We went on to skewer Mr. McDonnell's plan, both in that editorial and in a half-dozen others since then, as a sham whose torrent of words tries to mask the fact that it would produce little new money for roads -- this as the state's spending on secondary and urban roads in Northern Virginia is fast approaching zero. The Chamber's ad tries to leave the false and dishonest impression that The Post has backed Mr. McDonnell's ideas on transportation; we haven't.

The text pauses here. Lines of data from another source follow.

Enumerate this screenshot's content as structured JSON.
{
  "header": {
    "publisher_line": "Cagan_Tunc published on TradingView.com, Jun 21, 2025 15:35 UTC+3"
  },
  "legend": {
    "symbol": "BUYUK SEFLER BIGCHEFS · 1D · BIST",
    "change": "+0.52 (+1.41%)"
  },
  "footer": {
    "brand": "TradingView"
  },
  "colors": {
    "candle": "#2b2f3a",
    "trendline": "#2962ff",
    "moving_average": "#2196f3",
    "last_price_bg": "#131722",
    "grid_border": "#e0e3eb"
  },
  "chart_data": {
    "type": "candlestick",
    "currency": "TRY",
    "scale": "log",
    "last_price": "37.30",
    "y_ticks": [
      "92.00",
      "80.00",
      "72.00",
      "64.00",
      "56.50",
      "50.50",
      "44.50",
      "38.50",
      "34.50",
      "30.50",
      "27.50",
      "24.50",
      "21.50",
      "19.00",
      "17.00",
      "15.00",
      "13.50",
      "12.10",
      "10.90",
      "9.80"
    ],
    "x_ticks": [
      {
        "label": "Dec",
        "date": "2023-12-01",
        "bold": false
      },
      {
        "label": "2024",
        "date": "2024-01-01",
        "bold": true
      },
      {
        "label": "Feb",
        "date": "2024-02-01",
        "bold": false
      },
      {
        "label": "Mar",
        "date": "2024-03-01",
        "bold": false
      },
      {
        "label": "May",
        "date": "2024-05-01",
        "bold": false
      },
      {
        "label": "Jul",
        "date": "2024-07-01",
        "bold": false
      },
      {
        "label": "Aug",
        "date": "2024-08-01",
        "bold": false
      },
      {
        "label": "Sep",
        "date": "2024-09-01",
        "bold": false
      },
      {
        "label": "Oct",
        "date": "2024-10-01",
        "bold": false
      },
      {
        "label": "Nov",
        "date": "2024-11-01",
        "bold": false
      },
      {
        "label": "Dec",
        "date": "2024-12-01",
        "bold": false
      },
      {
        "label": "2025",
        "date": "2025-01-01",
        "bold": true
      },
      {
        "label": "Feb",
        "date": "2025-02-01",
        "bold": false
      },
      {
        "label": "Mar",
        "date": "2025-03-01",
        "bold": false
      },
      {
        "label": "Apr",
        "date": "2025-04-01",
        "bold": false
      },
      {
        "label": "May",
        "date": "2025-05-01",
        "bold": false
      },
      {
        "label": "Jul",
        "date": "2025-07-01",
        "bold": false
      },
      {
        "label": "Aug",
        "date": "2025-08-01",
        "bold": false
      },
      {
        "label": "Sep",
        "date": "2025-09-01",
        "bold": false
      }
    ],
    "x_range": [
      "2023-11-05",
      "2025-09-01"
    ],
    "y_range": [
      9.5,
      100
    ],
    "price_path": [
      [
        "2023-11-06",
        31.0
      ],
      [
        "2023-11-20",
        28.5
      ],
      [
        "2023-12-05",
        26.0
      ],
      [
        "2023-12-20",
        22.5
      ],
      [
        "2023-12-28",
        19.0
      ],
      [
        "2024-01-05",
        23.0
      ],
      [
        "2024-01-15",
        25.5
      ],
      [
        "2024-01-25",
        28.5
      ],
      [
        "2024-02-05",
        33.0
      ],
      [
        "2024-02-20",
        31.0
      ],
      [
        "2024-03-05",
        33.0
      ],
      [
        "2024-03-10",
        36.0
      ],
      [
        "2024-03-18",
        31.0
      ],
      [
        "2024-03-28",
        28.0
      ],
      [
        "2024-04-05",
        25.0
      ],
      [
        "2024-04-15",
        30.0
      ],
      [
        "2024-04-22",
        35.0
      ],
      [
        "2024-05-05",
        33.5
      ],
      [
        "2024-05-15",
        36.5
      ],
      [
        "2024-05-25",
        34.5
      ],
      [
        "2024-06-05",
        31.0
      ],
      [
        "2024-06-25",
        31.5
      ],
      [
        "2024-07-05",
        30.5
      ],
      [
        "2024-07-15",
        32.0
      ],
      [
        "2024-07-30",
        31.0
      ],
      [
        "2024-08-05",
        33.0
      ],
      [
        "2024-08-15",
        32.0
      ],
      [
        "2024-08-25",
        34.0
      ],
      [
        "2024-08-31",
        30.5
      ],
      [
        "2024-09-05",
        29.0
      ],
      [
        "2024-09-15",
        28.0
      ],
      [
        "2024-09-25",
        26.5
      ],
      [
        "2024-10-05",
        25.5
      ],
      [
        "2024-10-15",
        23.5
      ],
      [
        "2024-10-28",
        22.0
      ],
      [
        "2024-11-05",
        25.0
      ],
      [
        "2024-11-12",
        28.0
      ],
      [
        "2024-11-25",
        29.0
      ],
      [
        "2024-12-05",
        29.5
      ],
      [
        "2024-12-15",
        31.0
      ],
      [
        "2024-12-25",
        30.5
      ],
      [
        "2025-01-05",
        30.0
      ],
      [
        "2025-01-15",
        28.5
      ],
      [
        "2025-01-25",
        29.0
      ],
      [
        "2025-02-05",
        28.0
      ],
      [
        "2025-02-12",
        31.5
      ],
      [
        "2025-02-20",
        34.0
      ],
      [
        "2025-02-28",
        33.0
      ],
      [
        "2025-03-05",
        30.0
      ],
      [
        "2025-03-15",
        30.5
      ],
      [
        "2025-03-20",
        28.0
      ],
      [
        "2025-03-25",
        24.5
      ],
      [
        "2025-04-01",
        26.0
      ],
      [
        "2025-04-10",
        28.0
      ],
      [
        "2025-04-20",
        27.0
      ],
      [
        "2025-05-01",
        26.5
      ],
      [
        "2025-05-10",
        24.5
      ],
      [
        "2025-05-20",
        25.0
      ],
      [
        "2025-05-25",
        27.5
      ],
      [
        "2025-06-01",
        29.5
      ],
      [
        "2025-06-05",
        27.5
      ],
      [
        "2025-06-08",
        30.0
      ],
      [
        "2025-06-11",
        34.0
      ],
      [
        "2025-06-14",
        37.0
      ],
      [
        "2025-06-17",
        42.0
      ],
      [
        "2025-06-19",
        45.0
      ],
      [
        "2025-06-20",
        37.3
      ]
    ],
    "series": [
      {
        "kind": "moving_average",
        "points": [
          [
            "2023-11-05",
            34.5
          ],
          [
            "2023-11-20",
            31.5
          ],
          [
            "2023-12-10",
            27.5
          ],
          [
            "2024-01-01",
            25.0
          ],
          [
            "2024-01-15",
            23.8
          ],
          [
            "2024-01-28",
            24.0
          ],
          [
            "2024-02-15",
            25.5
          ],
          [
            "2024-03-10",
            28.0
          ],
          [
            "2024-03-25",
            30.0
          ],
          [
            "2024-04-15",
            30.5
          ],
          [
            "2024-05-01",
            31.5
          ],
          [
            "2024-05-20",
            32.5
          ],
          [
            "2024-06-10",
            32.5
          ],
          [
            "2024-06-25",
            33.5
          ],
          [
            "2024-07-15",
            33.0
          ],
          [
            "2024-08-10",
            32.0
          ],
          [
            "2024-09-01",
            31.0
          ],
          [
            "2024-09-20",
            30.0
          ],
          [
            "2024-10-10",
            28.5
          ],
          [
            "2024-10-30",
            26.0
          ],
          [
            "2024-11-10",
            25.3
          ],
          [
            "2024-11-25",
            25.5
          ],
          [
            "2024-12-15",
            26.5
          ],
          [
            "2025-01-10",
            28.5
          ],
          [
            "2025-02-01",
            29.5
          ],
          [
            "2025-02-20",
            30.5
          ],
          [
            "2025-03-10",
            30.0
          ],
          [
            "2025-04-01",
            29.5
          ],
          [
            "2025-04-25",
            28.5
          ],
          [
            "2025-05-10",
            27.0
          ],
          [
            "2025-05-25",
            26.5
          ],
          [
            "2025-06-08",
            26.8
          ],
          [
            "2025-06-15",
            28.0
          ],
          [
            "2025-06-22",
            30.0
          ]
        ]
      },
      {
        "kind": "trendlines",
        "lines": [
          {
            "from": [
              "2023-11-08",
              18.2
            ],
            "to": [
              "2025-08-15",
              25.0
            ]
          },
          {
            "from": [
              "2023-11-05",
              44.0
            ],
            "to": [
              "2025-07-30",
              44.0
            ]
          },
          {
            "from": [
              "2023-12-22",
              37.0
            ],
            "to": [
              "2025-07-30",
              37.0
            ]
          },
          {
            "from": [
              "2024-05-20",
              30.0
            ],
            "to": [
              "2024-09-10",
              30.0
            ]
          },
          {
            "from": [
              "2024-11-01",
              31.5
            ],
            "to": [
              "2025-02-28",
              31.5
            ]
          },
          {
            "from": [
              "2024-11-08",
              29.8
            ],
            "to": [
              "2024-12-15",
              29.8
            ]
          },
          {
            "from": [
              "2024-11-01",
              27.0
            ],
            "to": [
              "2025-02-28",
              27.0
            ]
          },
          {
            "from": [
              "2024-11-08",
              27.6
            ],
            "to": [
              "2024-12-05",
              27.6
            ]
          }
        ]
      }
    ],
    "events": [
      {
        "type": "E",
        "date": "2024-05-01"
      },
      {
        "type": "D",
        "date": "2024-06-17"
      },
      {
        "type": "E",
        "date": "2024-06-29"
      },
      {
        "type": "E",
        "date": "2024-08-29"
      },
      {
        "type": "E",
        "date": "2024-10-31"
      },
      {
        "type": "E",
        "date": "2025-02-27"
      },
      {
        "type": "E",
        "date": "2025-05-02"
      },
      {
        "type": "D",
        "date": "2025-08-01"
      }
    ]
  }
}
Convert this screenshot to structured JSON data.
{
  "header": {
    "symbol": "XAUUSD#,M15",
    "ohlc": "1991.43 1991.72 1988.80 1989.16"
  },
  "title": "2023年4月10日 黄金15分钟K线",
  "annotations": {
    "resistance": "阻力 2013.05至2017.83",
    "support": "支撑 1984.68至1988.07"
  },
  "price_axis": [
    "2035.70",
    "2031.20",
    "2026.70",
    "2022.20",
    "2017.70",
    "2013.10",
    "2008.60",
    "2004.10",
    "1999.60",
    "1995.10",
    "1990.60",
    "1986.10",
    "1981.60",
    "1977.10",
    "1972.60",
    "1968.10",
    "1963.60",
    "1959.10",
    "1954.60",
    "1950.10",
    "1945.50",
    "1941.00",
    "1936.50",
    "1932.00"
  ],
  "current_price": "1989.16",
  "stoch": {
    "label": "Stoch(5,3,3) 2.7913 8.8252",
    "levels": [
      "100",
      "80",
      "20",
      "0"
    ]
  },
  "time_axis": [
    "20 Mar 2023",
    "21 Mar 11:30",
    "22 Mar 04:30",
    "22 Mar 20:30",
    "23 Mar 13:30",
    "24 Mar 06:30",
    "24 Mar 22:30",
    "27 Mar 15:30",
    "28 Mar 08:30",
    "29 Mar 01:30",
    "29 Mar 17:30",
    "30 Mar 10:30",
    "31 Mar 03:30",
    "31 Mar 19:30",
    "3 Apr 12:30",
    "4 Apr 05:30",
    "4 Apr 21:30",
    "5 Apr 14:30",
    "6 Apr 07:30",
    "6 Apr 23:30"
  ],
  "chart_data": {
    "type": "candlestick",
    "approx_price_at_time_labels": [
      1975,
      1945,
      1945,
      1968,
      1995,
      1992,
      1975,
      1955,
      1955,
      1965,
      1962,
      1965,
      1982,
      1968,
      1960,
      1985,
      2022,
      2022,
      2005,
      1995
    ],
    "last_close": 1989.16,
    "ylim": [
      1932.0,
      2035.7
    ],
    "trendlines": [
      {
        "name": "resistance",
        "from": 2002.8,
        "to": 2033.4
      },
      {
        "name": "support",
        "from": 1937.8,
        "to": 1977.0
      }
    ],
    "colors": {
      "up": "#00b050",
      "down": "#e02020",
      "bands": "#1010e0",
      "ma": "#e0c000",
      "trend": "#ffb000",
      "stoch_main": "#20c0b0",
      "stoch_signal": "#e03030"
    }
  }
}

Not only does the Chamber misrepresent the facts on partisan grounds, but its support of McDonnell's plan to improve Virginia's infrastructure without an increase in taxes actually goes against the analysis of the business community in Northern Virginia. The Post notes:
What is most astonishing about the Chamber's ads is not that they twist a newspaper's editorial line for the Chamber's own purposes. It's that they are at odds with the interests of business itself -- supposedly, its own constituents. In a resolution published Oct. 1, a coalition of 17 of the biggest business groups in Northern Virginia explicitly embraced new taxes as the only rational means of getting roads built; in other words, it echoed Mr. Deeds's own stance. The groups also said that ruling out new taxes, as Mr. McDonnell has done, "is not prudent."
The Post concludes:
In positioning itself as an arm for the Republican Party, the Chamber has cast doubt on its own credibility.